Pour étoffer ces réflexions sur les corps intermédiaires, nous leur proposons de voir ce qu’il en est au sein de leurs travaux. Cette recherche s’articule autour de trois questions : « Les corps intermédiaires sont-ils présents ou absents de votre sujet ? », « Quel(s) impact(s) sur votre sujet de recherche ? » et « Quel est leur rôle ? ». Ensuite, ils et elles partagent collectivement le résultat de leur analyse.
Dans la société close du Familistère de Guise, Barbara Chatelle et Samuel Willot identifient sur un flipchart plusieurs espaces faisant office de corps intermédiaires. Il y a, par exemple, le comité d’ouvrier, créé en 1857 qui gère la caisse des amendes et des secours.

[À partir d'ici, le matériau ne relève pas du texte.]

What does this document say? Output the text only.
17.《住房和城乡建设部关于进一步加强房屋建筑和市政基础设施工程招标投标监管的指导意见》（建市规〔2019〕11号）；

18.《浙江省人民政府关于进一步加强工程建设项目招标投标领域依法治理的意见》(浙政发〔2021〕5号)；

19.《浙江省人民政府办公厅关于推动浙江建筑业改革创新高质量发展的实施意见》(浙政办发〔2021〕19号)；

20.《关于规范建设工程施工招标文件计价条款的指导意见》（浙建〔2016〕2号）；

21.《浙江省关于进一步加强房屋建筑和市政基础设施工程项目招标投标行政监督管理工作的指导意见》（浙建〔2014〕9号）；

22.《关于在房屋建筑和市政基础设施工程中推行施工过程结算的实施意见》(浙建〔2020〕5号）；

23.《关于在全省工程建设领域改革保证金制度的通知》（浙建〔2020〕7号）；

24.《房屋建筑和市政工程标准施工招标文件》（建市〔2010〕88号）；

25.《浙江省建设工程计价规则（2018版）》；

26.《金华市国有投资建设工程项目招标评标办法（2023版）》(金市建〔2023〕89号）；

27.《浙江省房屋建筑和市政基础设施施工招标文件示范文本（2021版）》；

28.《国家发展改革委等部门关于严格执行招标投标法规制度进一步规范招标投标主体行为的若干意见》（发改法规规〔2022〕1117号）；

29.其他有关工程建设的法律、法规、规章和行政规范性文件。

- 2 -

Il y a ensuite le conseil du Familistère, créé en 1860 pour veiller au bon fonctionnement de l’habitation unitaire et de ses services. En 1870, la commission administrative constitue un premier essai de participation des travailleurs aux bénéfices, et, en 1877, se crée le cercle de qualité, que les étudiants et étudiantes identifient comme un « genre CPPT ». Pour elle et eux, l’impact de ces corps intermédiaires est d’améliorer les conditions de vie des travailleurs et de leur famille ainsi que leurs conditions de travail ; d’encourager l’éducation populaire via la création de crèches, d’écoles et d’espaces de formation ; de favoriser l’accès à l’eau, l’hygiène et la culture via la création d’une piscine, d’une buanderie et d’un théâtre ; de donner la possibilité de prendre son destin en main. Pour elle et eux, le rôle de ces corps intermédiaires dans cette société close est d’harmoniser la vie au sein du Familistère et de favoriser une juste rétribution du travail des ouvriers, le tout dans le but de prouver que le socialisme peut se développer au sein du système capitaliste.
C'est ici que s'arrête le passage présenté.